Cumpre salientar que a Constituição de 1988 representa, no campo dos direitos humanos, importante avanço em relação à de 1967 e às sucessivas emendas constitucionais aprovadas durante os anos em que vigorou o regime militar no Brasil. A Carta constitucional em vigor, conforme afirmado pela Comissão Interamericana de Direitos Humanos da Organização dos Estados Americanos, em seu relatório sobre a situação dos direitos humanos no Brasil elaborado e divulgado no ano de 2005 (OEA, 2005), pode ser considerada o resultado quase unânime da sociedade brasileira que, com o regresso à democracia depois de 21 anos de regime militar, não seria desejável manter a Constituição de 1967 com suas correspondentes emendas, especialmente a Emenda Constitucional n°. 1.

De pouco adiantaria se o ordenamento que então se estabelecia se restringisse a enunciar direitos sem se ocupar da previsão de ações para sua garantia, o que marcaria sobremaneira a distância entre um país legal e um país real. Nesse sentido, a Constituição também apresentou seis ações de garantia para a proteção dos direitos pessoais ameaçados: o habeas corpus, o mandado de segurança, o mandado de segurança coletivo, o mandado de injunção, o habeas data e a ação popular, além de recepcionar os institutos da ação civil pública e do inquérito civil público previstos na Lei n°. 7.347 de 1985.

A importância dos institutos enunciados como ações de garantia para a busca da efetivação dos direitos humanos no país, especialmente os de ordem econômica, social e cultural, por certo não constituem uma tábua de salvação para a sociedade brasileira.
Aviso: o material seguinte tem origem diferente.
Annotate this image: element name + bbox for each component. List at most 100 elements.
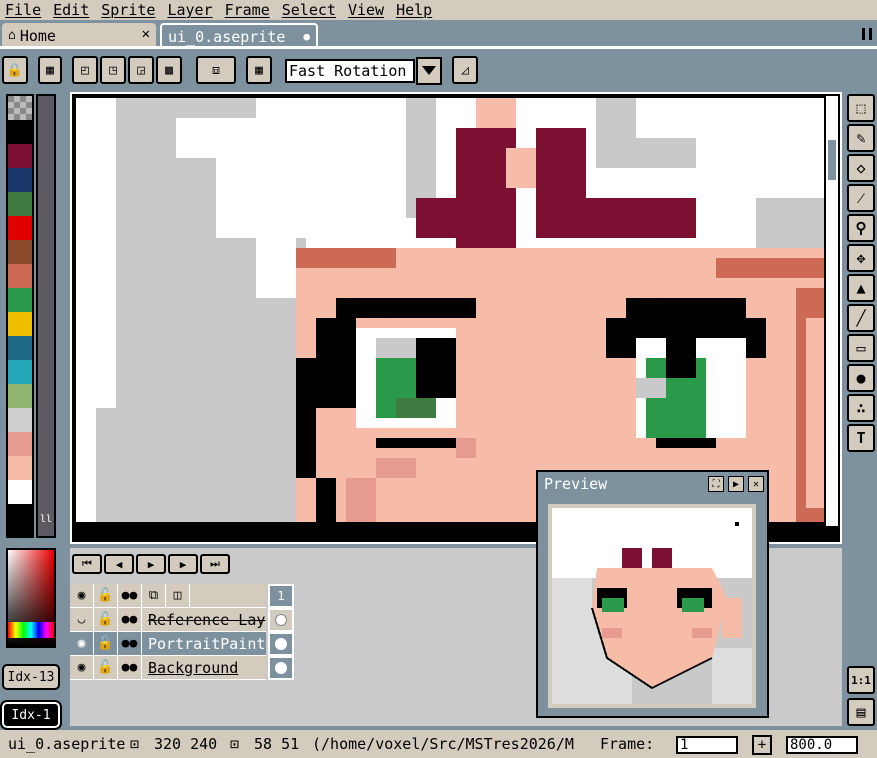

Sua importância revela-se mais por a realizabilidade dos direitos humanos econômicos, sociais e culturais não mais se restringir ao campo das políticas governamentais, que de tempos em tempos mudam de curso e colocam as parcelas mais vulneráveis da sociedade em condições de incerteza e imprevisibilidade.
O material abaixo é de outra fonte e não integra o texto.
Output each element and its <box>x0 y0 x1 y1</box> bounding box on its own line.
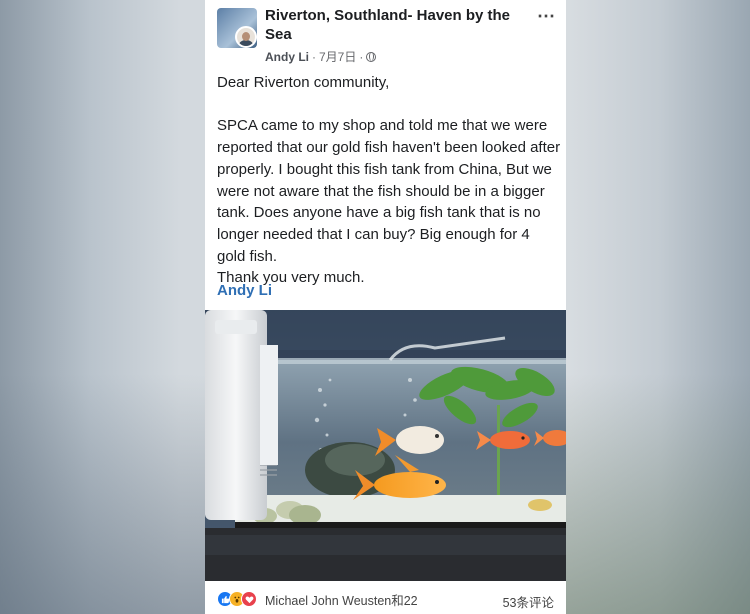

Ao estabelecer, ao lado dos direitos também mecanismos para assegurar a realizabilidade dos direitos, a Constituição de 1988 retirou dos direitos sociais a mácula da dádiva e da medida do possível fazendo-os parte integrante das obrigações da instituição

estatal, independentemente da política de governo adotada por um ou por outro governante, em qualquer esfera da administração pública, seja federal, seja estadual ou municipal.

Pode-se afirmar que a Carta de 1988 contribuiu substancialmente para a justicialização dos direitos humanos no país, mais pelos avanços procedimentais do que propriamente materiais. Ao revesti-los de caráter postulatório perante os órgãos do Poder Judiciário, o texto constitucional vinculou os direitos sociais à política de Estado, cujo descumprimento ou leniência passam a ser suscetíveis de imposição de sanção ao Estado ou aos governantes pelos próprios órgãos estatais. Mais uma vez, demonstra-se a necessidade da articulação e comprometimento do Estado com a temática dos direitos humanos, fazendo que tanto a esfera internacional quanto a interna interajam e caminhem rumo à construção de um verdadeiro e unificado aparato normativo de proteção aos direitos humanos, o que por sinal, dicotomicamente, vem a ser o maior déficit de que padece o sistema internacional de proteção aos direitos humanos, sobretudo, no âmbito da ONU.